Consider binary random vector $X \in \{0, 1\}^n$. Consider the most general model for such a random vector $\Omega = \{ \theta=(\theta_x)_{x \in\{0,1\}^n} | \theta_x\ge0, \forall x \in \{0, 1\}^n, \sum \theta_x =1\}$. Each $\theta \in \Omega$ can be viewed as a vector in $\mathbb R^{2^n}$ whose elements are greater than or equal to 0 and sum to 1. Consider the loss function $L(\theta, a)=\underset {x}{max}|\theta_x - a_x|=\Vert \theta-a \Vert_\infty$.

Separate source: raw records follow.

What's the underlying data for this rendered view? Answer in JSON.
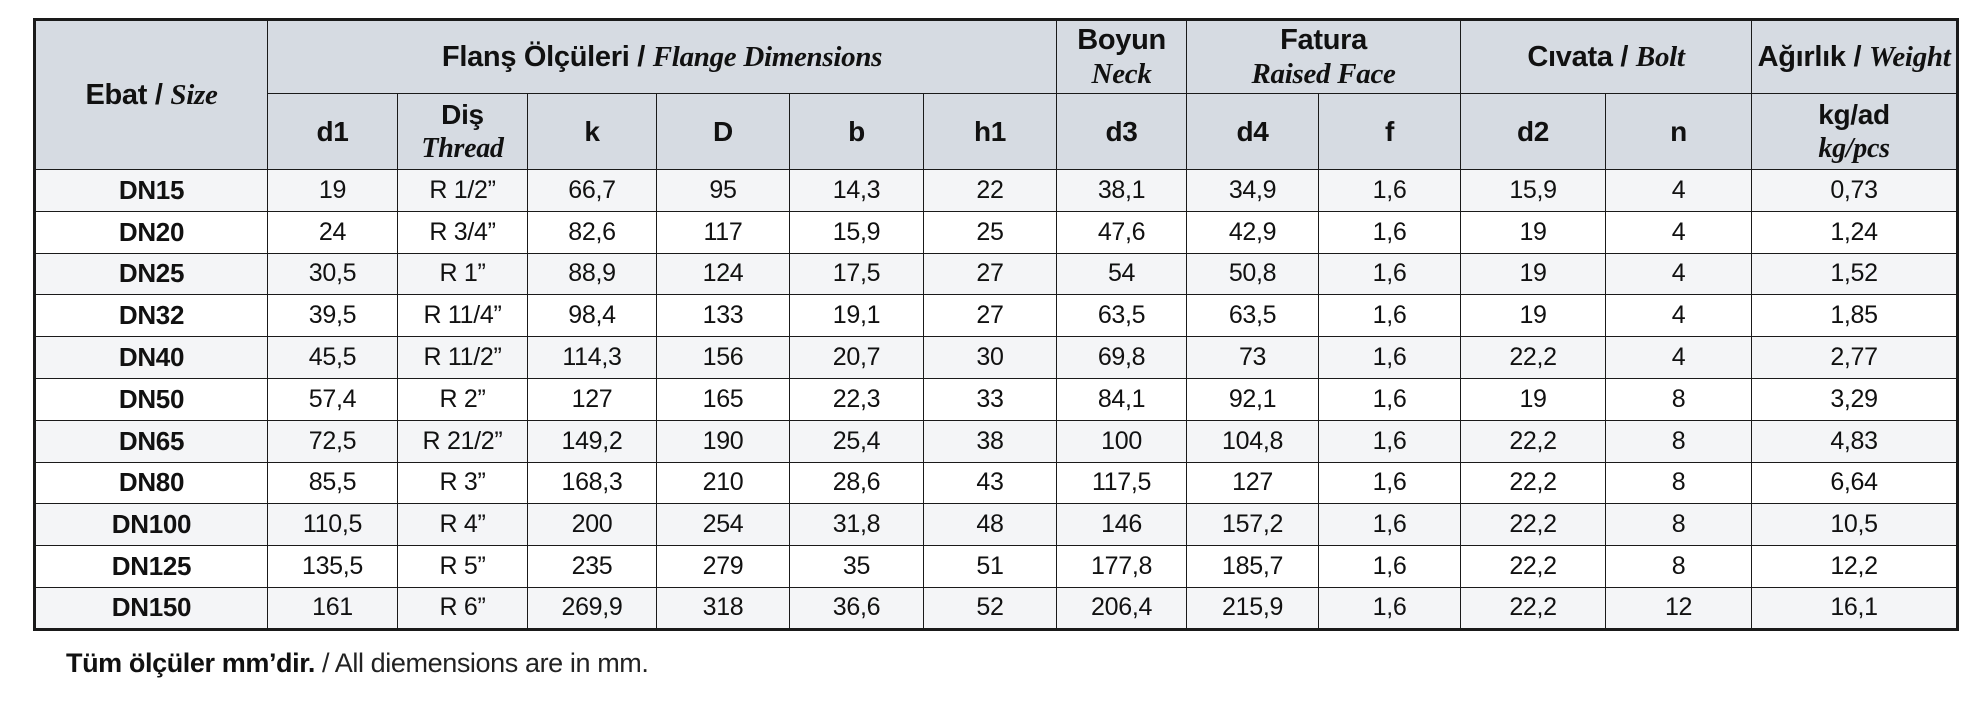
{
  "table": {
    "groups": {
      "size": {
        "tr": "Ebat / ",
        "en": "Size"
      },
      "flange": {
        "tr": "Flanş Ölçüleri / ",
        "en": "Flange Dimensions"
      },
      "neck": {
        "tr": "Boyun",
        "en": "Neck"
      },
      "raised_face": {
        "tr": "Fatura",
        "en": "Raised Face"
      },
      "bolt": {
        "tr": "Cıvata / ",
        "en": "Bolt"
      },
      "weight": {
        "tr": "Ağırlık / ",
        "en": "Weight"
      }
    },
    "sub": {
      "d1": "d1",
      "thread_tr": "Diş",
      "thread_en": "Thread",
      "k": "k",
      "D": "D",
      "b": "b",
      "h1": "h1",
      "d3": "d3",
      "d4": "d4",
      "f": "f",
      "d2": "d2",
      "n": "n",
      "kg_tr": "kg/ad",
      "kg_en": "kg/pcs"
    },
    "col_ids": [
      "size",
      "d1",
      "thread",
      "k",
      "D",
      "b",
      "h1",
      "d3",
      "d4",
      "f",
      "d2",
      "n",
      "kg-ad"
    ],
    "rows": [
      [
        "DN15",
        "19",
        "R 1/2”",
        "66,7",
        "95",
        "14,3",
        "22",
        "38,1",
        "34,9",
        "1,6",
        "15,9",
        "4",
        "0,73"
      ],
      [
        "DN20",
        "24",
        "R 3/4”",
        "82,6",
        "117",
        "15,9",
        "25",
        "47,6",
        "42,9",
        "1,6",
        "19",
        "4",
        "1,24"
      ],
      [
        "DN25",
        "30,5",
        "R 1”",
        "88,9",
        "124",
        "17,5",
        "27",
        "54",
        "50,8",
        "1,6",
        "19",
        "4",
        "1,52"
      ],
      [
        "DN32",
        "39,5",
        "R 11/4”",
        "98,4",
        "133",
        "19,1",
        "27",
        "63,5",
        "63,5",
        "1,6",
        "19",
        "4",
        "1,85"
      ],
      [
        "DN40",
        "45,5",
        "R 11/2”",
        "114,3",
        "156",
        "20,7",
        "30",
        "69,8",
        "73",
        "1,6",
        "22,2",
        "4",
        "2,77"
      ],
      [
        "DN50",
        "57,4",
        "R 2”",
        "127",
        "165",
        "22,3",
        "33",
        "84,1",
        "92,1",
        "1,6",
        "19",
        "8",
        "3,29"
      ],
      [
        "DN65",
        "72,5",
        "R 21/2”",
        "149,2",
        "190",
        "25,4",
        "38",
        "100",
        "104,8",
        "1,6",
        "22,2",
        "8",
        "4,83"
      ],
      [
        "DN80",
        "85,5",
        "R 3”",
        "168,3",
        "210",
        "28,6",
        "43",
        "117,5",
        "127",
        "1,6",
        "22,2",
        "8",
        "6,64"
      ],
      [
        "DN100",
        "110,5",
        "R 4”",
        "200",
        "254",
        "31,8",
        "48",
        "146",
        "157,2",
        "1,6",
        "22,2",
        "8",
        "10,5"
      ],
      [
        "DN125",
        "135,5",
        "R 5”",
        "235",
        "279",
        "35",
        "51",
        "177,8",
        "185,7",
        "1,6",
        "22,2",
        "8",
        "12,2"
      ],
      [
        "DN150",
        "161",
        "R 6”",
        "269,9",
        "318",
        "36,6",
        "52",
        "206,4",
        "215,9",
        "1,6",
        "22,2",
        "12",
        "16,1"
      ]
    ]
  },
  "footer": {
    "tr": "Tüm ölçüler mm’dir.",
    "en": " / All diemensions are in mm."
  },
  "colors": {
    "header_bg": "#d6dbe2",
    "row_alt_bg": "#f4f5f7",
    "border": "#1a1a1a"
  }
}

Show that for any decision rule $\delta:\{0,1\}^n \rightarrow\Omega$,
$\underset {\theta}{\operatorname {max}} \mathbb E[L(\theta, \delta(X)]\ge \underset {\theta'}{min} \underset {\theta}{max}\Vert\theta-\theta'\Vert_\infty$
Hint: use Jensen's inequality and note that ${max}_i|z_i|$ is convex.

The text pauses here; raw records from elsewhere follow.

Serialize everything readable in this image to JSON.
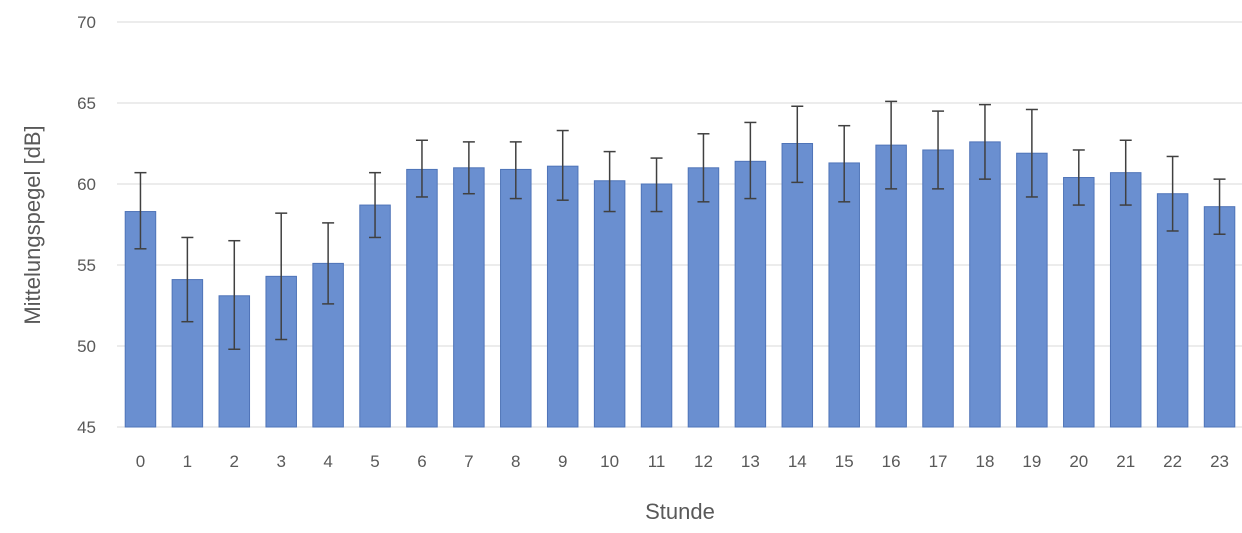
{
  "chart_data": {
    "type": "bar",
    "title": "",
    "xlabel": "Stunde",
    "ylabel": "Mittelungspegel [dB]",
    "ylim": [
      45,
      70
    ],
    "yticks": [
      45,
      50,
      55,
      60,
      65,
      70
    ],
    "grid": true,
    "legend": "none",
    "categories": [
      "0",
      "1",
      "2",
      "3",
      "4",
      "5",
      "6",
      "7",
      "8",
      "9",
      "10",
      "11",
      "12",
      "13",
      "14",
      "15",
      "16",
      "17",
      "18",
      "19",
      "20",
      "21",
      "22",
      "23"
    ],
    "series": [
      {
        "values": [
          58.3,
          54.1,
          53.1,
          54.3,
          55.1,
          58.7,
          60.9,
          61.0,
          60.9,
          61.1,
          60.2,
          60.0,
          61.0,
          61.4,
          62.5,
          61.3,
          62.4,
          62.1,
          62.6,
          61.9,
          60.4,
          60.7,
          59.4,
          58.6
        ],
        "error_low": [
          56.0,
          51.5,
          49.8,
          50.4,
          52.6,
          56.7,
          59.2,
          59.4,
          59.1,
          59.0,
          58.3,
          58.3,
          58.9,
          59.1,
          60.1,
          58.9,
          59.7,
          59.7,
          60.3,
          59.2,
          58.7,
          58.7,
          57.1,
          56.9
        ],
        "error_high": [
          60.7,
          56.7,
          56.5,
          58.2,
          57.6,
          60.7,
          62.7,
          62.6,
          62.6,
          63.3,
          62.0,
          61.6,
          63.1,
          63.8,
          64.8,
          63.6,
          65.1,
          64.5,
          64.9,
          64.6,
          62.1,
          62.7,
          61.7,
          60.3
        ]
      }
    ],
    "colors": {
      "bar_fill": "#6a8fd0",
      "bar_stroke": "#4f74b8",
      "error_bar": "#404040",
      "grid": "#d9d9d9",
      "text": "#595959"
    }
  }
}
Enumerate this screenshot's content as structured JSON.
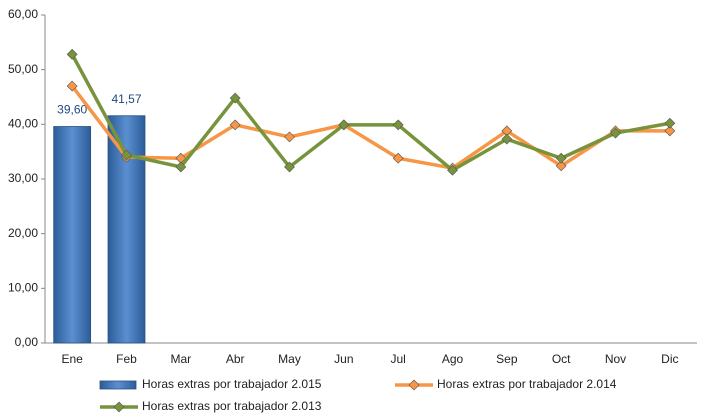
{
  "chart_data": {
    "type": "combo",
    "categories": [
      "Ene",
      "Feb",
      "Mar",
      "Abr",
      "May",
      "Jun",
      "Jul",
      "Ago",
      "Sep",
      "Oct",
      "Nov",
      "Dic"
    ],
    "ylim": [
      0,
      60
    ],
    "yticks": [
      {
        "value": 0,
        "label": "0,00"
      },
      {
        "value": 10,
        "label": "10,00"
      },
      {
        "value": 20,
        "label": "20,00"
      },
      {
        "value": 30,
        "label": "30,00"
      },
      {
        "value": 40,
        "label": "40,00"
      },
      {
        "value": 50,
        "label": "50,00"
      },
      {
        "value": 60,
        "label": "60,00"
      }
    ],
    "series": [
      {
        "name": "Horas extras por trabajador 2.015",
        "type": "bar",
        "color": "#4f81bd",
        "values": [
          39.6,
          41.57,
          null,
          null,
          null,
          null,
          null,
          null,
          null,
          null,
          null,
          null
        ],
        "value_labels": [
          "39,60",
          "41,57",
          null,
          null,
          null,
          null,
          null,
          null,
          null,
          null,
          null,
          null
        ]
      },
      {
        "name": "Horas extras por trabajador 2.014",
        "type": "line",
        "color": "#f79646",
        "values": [
          47.0,
          34.0,
          33.8,
          39.9,
          37.7,
          39.9,
          33.8,
          32.0,
          38.8,
          32.4,
          38.8,
          38.8
        ]
      },
      {
        "name": "Horas extras por trabajador 2.013",
        "type": "line",
        "color": "#77933c",
        "values": [
          52.8,
          34.4,
          32.2,
          44.8,
          32.2,
          39.9,
          39.9,
          31.6,
          37.3,
          33.8,
          38.4,
          40.2
        ]
      }
    ]
  }
}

Current work: Jensen's inequality states that $f(EX)\le Ef(x)$.
$\displaystyle \max_{\theta\in\Omega}EL(\theta,\delta(X))=\max_{\theta\in\Omega}E\max_{x\in\{0,1\}^n}|\theta_x-\delta(X)_x|\ge\max_{\theta\in\Omega}\max_{x\in\{0,1\}^n}|\theta_x-E\delta(X)_x|\ge\min_{\theta'\in\Omega}\max_{\theta\in\Omega}\max_{x\in\{0,1\}^n}|\theta_x-\theta'_x|=\min_{\theta'\in\Omega}\max_{\theta\in\Omega}\Vert \theta-\theta'\Vert_\infty$
Are these steps valid? Mainly the first inequality which is an application of Jensen's inequality.